R: Recognize what is happening
A: Allow the experience to be there, just as it is
I: Investigate with interest and care
N: Nurture with self-compassion
I said hello Grief. I opened the door, invited Grief in. As we hung out together, my hands on my heart, a memory surfaced of a lone cheetah on the Maasai Mara with a storm brewing in the background. It was the end of the day; we were heading back to camp. We heard her before we saw her, a plaintive mewling—short bursts that carried the piteous sound of unbearable loss across the savannah. It was obvious at once she had lost her cubs and was calling, calling for them to come to her.

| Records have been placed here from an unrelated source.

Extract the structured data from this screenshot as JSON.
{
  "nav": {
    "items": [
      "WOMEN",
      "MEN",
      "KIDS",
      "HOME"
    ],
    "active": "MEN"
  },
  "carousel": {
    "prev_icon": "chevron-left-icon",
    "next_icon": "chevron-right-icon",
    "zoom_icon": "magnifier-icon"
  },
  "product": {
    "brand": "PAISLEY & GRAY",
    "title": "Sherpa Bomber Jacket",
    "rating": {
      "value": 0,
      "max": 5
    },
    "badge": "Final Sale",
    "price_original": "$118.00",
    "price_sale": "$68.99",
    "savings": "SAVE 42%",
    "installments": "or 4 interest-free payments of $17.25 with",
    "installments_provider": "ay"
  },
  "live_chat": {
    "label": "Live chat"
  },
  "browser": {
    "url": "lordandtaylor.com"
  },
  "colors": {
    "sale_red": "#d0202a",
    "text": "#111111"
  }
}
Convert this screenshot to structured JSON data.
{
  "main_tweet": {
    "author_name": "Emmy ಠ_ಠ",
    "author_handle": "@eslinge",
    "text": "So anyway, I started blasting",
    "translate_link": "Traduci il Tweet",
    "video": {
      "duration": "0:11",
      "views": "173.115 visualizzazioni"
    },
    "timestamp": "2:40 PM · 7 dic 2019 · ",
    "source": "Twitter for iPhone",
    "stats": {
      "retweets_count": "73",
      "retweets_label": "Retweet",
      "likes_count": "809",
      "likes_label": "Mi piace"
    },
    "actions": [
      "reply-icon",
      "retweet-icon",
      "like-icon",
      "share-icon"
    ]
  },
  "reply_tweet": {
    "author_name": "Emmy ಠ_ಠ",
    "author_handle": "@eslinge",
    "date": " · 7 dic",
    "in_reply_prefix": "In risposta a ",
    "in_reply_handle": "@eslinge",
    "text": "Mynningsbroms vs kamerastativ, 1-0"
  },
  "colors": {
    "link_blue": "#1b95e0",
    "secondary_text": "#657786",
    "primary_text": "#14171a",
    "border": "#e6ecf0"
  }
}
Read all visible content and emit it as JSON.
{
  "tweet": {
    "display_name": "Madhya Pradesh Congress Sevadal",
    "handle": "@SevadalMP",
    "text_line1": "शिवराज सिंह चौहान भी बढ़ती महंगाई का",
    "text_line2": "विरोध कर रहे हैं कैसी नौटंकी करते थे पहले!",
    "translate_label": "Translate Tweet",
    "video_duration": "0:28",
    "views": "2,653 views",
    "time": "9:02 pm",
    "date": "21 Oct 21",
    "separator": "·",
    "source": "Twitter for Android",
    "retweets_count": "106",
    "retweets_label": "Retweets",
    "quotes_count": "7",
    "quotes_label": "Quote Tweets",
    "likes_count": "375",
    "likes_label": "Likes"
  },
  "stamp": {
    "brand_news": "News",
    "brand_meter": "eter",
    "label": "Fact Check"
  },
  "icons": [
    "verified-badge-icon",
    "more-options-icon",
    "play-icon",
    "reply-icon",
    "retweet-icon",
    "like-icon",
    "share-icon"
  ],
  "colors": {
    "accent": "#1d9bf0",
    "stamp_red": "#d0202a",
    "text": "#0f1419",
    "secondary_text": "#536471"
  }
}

Cheetah mothers raise their cubs alone. The only way they can sustain their family is to hide them and go off to hunt for food. This leaves the youngsters completely vulnerable to other predators: jackals, hyenas, lions, leopards. We waited and watched. She'd call, pace, sit, call again. No small balls of spotted fur tumbled out of a burrow or bush for a happy reunion. The rain came; she remained alone in the downpour, crying. It broke my heart to leave.
I wept remembering the sound of her loss, connecting with my own sense of loss. I miss seeing my family a lot. I miss my mother who died in August. As I lay there, my hands over my heart, I felt warmth spread in my chest. Another image came to me of the elephants in Amboseli. The hundreds of elephants who silently approached me and passed by in that endless parade like mourners to the bereaved. I felt their compassion again. I felt comforted. I felt Grief take a quiet exit.
When we feel the waves of grief we are not lost—we need to trust we are safe, exactly where we need to be. Grief will carry us through, it is not the rock in front of the tomb. It is the gateway to new life.
Lost
Stand still. The trees ahead and bushes beside you
Are not lost. Wherever you are is called Here,
And you must treat it as a powerful stranger,
Must ask permission to know it and be known.
The forest breathes. Listen. It answers,
I have made this place around you.
If you leave it, you may come back again, saying Here.
No two trees are the same to Raven.
No two branches are the same to Wren.
If what a tree or a bush does is lost on you,
You are surely lost. Stand still. The forest knows
Where you are. You must let it find you.